Cela pose, d’une part, la question de l’automédication, mais aussi la possibilité pour les vétérinaires de prescrire une plus large gamme de plantes légalement. «Les médicaments avec AMM sont peu nombreux, même si certains à base de plantes sont autorisés aujourd’hui. Cela est dû à un manque de connaissances concernant la limite maximale de résidus (LMR), un indicateur qui permet de déterminer la durée nécessaire à l’animal pour assimiler les substances pour qu’il n’y ait plus aucune trace dans la viande ou dans le lait propre à la consommation», regrette Laurence Mercier, vétérinaire spécialisée en phytothérapie à Embrun. «On est pris entre deux feux. Soit on considère la phytothérapie et l’aromathérapie comme de simples compléments alimentaires et, dans ce cas, n’importe qui peut aller se servir auprès des groupes pharmaceutiques. Soit on voit plus loin et la réglementation doit évoluer», estime Claudine Fouquet.

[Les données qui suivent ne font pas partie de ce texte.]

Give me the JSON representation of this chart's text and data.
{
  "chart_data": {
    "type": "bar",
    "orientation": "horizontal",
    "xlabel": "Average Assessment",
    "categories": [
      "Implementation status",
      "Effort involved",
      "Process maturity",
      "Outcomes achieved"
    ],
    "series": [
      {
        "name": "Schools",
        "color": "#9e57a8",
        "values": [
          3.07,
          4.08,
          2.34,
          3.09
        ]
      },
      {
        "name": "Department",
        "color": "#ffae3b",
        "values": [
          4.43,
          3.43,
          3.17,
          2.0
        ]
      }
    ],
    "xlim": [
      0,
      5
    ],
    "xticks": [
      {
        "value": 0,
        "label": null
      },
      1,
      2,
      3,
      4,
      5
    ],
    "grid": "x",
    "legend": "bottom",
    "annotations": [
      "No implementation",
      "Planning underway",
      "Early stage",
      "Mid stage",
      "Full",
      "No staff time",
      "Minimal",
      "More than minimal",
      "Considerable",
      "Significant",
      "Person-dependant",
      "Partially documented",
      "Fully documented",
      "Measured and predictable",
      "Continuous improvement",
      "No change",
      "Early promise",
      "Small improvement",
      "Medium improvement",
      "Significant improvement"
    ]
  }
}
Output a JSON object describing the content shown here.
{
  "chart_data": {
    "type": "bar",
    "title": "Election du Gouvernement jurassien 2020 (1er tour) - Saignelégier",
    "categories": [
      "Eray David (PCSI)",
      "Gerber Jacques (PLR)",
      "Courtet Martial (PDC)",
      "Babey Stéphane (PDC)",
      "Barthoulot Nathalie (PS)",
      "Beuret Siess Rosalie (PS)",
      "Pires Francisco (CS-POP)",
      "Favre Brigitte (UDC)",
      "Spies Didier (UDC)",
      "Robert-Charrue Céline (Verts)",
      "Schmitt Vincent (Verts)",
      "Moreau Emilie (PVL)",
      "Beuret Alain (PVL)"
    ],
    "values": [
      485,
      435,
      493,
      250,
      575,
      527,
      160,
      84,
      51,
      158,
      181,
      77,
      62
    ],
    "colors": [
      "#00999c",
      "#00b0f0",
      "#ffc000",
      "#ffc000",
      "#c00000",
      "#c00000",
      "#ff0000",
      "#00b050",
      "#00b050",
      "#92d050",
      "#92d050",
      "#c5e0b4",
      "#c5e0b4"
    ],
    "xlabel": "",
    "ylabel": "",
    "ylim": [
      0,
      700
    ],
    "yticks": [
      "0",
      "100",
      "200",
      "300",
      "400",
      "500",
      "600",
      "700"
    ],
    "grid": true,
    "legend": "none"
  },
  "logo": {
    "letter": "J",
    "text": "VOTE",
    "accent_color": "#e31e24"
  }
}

Dans le cadre de la révision du règlement européen relatif aux médicaments vétérinaires, la France est en négociations avec le Conseil européen. L’Itab, l’institut technique de l’agriculture biologique a élaboré une liste de deux-cent-vingt-trois plantes à usage thérapeutique en élevage pour qu’elles puissent être utilisées sans AMM ou temps d’attente et en automédication.